もう一度なまえの顔を見ると、相変わらず不思議そうな顔で俺がその赤に口をつける瞬間を待っているようだった。

「…────」

…ここで躊躇うのも、なんか格好悪ぃ気がする。俺はごくりと生唾を呑み、そのまま黄と赤の境目に、自分の歯をそっと付けた。

ガリ、シャク。砂糖が砕ける音と、果実の溶ける音がする。
甘い。コーティングの甘さと、リンゴ本来の酸味が舌の上で混ざり合い────その絶妙なマッチングが、祭りにおける混沌とした空気と同じように思えてしまって、胸の奥に残っていた幼い頃の祭りの記憶が少しだけ蘇ったような気がした。

あの頃は、親にねだってわたあめやらリンゴ飴やらをねだっては、絵名とよく取り合いになっていたものだった。いつしか家族で夏祭りに行く風習は途絶え、絵名との争いをいなすこともうまくなり…こうして、誰かと一緒に屋台の陳腐なボッタクリ菓子を食べることになるなんて、正直思っていなかったのだ。

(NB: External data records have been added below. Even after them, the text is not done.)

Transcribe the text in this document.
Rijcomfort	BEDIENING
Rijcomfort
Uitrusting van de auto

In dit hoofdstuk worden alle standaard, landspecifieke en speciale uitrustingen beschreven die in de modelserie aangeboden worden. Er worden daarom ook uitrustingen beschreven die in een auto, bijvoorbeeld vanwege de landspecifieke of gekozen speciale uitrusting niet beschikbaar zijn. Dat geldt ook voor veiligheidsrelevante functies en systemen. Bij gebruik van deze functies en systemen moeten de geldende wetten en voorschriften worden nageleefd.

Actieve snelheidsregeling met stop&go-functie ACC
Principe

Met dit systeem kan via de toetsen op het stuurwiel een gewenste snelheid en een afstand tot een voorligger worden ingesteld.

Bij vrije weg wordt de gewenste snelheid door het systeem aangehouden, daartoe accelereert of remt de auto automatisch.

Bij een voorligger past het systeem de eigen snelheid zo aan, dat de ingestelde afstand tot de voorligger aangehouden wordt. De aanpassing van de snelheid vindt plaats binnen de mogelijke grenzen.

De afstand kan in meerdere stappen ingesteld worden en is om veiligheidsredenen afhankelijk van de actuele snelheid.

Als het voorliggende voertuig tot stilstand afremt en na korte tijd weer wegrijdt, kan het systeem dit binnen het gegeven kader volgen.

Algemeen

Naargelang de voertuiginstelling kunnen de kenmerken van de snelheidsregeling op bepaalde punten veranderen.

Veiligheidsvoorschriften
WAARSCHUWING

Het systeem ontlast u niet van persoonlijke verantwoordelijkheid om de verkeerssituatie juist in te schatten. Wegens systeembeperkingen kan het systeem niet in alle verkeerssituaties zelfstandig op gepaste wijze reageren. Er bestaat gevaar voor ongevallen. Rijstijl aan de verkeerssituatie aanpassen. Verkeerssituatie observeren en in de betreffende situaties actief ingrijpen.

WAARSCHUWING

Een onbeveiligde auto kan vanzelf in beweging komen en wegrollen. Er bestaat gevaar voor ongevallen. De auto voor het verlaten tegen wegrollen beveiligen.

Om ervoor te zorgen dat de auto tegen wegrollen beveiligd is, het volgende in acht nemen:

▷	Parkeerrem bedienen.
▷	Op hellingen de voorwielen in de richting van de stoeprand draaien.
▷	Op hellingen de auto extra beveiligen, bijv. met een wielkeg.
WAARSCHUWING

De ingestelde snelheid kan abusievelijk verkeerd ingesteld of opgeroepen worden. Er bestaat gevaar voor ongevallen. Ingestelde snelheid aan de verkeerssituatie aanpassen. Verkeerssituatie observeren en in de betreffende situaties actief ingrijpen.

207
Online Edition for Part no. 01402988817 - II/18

今隣にいるのは、なまえ。親でも絵名でもない、それとは全く違った意味で尊敬し、守りたいと思い、そして心を捧げようと決めた大切な人。
────そっか、こうやって"一緒に食べる"っていうのも、悪くないものなんだな。

あえて、彼女の小さな歯型に沿わせて、それよりいくらか大きな自分の歯型をつける。

「うめえな」
「でしょ」

子供じみたことを考えていた俺とは裏腹に、単純にこの美味しさを伝えたかったらしいなまえは目がなくなるほど嬉しそうな顔で笑った。

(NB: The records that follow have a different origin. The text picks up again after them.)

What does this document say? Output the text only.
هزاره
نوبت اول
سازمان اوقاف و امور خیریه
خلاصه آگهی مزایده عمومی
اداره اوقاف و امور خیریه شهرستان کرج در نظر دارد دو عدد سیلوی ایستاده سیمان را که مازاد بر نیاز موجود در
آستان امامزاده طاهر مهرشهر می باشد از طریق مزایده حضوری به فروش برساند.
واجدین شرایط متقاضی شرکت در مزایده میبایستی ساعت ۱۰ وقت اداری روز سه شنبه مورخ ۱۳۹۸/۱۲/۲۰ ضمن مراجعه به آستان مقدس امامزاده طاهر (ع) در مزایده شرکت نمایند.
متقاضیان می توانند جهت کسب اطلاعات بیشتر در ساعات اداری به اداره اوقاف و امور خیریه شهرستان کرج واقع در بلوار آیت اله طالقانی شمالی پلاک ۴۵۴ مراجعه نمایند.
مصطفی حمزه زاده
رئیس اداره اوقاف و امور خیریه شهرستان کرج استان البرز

それから流石に腹が減ったのか、彼女はもっぱら食い物の売られている屋台を中心に回るようになった。焼きそば、わたあめ、かき氷…基本的にはひとつだけ買い、同じ箸とスプーンでそのまま俺の口に回そうとしてくる。その度に俺は一瞬身構えてしまうのだが、そもそも彼女にそういった機微を悟らせようとする方が無理なことはわかっている。平気なふりをして、薄いピンクのリップが残る安っぽいカトラリーの端を一緒に舐め取った。

「あ〜、お腹いっぱい。浴衣がぱんぱんだよ」
「いつもと比べても結構食ったな」
「お祭りの屋台で出てるご飯ってなんであんなにおいしく見えるんだろうね」
「食うのも含めて"祭り"だからだろ」
「天才。あ、ついでに飲み物も買っとこ。そろそろ喉乾いた」

そう言って彼女はまた値段の高い屋台へふらふら行こうとするので、一旦俺はその手を取って止める。

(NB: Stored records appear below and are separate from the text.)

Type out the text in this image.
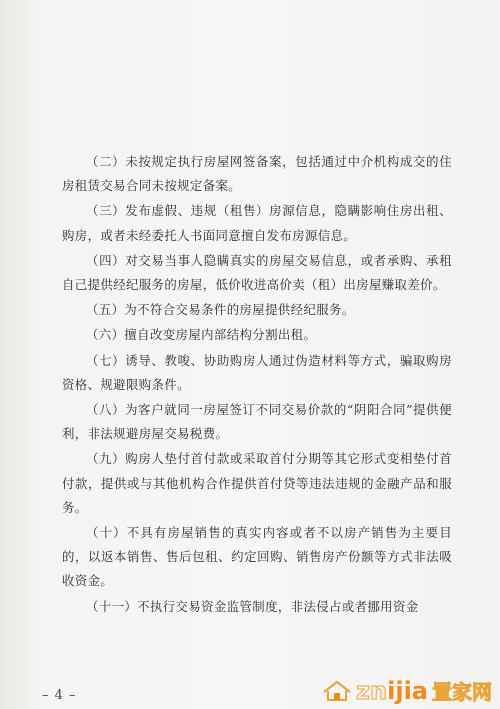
（二）未按规定执行房屋网签备案，包括通过中介机构成交的住房租赁交易合同未按规定备案。

（三）发布虚假、违规（租售）房源信息，隐瞒影响住房出租、购房，或者未经委托人书面同意擅自发布房源信息。

（四）对交易当事人隐瞒真实的房屋交易信息，或者承购、承租自己提供经纪服务的房屋，低价收进高价卖（租）出房屋赚取差价。

（五）为不符合交易条件的房屋提供经纪服务。

（六）擅自改变房屋内部结构分割出租。

（七）诱导、教唆、协助购房人通过伪造材料等方式，骗取购房资格、规避限购条件。

（八）为客户就同一房屋签订不同交易价款的“阴阳合同”提供便利，非法规避房屋交易税费。

（九）购房人垫付首付款或采取首付分期等其它形式变相垫付首付款，提供或与其他机构合作提供首付贷等违法违规的金融产品和服务。

（十）不具有房屋销售的真实内容或者不以房产销售为主要目的，以返本销售、售后包租、约定回购、销售房产份额等方式非法吸收资金。

（十一）不执行交易资金监管制度，非法侵占或者挪用资金

– 4 –	znijia 置家网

「飲み物くらいならあっちに自販機あるし買ってきてやるよ。どうせ緑茶だろ」
「ほんとー? あ、じゃお金先に渡して────」
「良いって、それくらい出すから。それより歩き詰めで足も疲れてるだろ。そこに座って待ってろよ」

彼女の親指の付け根が鼻緒に引っ掛かって少し赤くなっているのが気になっていたので、近くにあったベンチを顎で指して座らせる。口には出さなかったが、ちょっとだけ安心したような顔をしたなまえの表情を見逃すことはなかった。俺の選択は間違っていなかったらしい。

正直、この時間帯、この場所に彼女をひとりにすることには抵抗がある。それでもまあ…自販機くらいまでは30メートル程度。目の見える範囲にはちゃんといるし、ここまでの短時間であの彼女がひとりで解決できないような問題に発展する可能性は限りなく低い。

────そう思って、一瞬でも目を離したのが間違いだった。

彼女に背を向ける形で自販機の前に立ち、彼女用の緑茶と自分用の炭酸飲料を買う。
その間、約40秒。

2本の冷たい飲み物を持って踵を返し、少し先の方にいるはずのなまえを見ようとした瞬間────。





背筋が、凍り付いた。





なまえは、細身で髪を長く伸ばし、アクセサリーを大量につけた"いかにも"軽薄そうな男3人に囲まれていたのだ。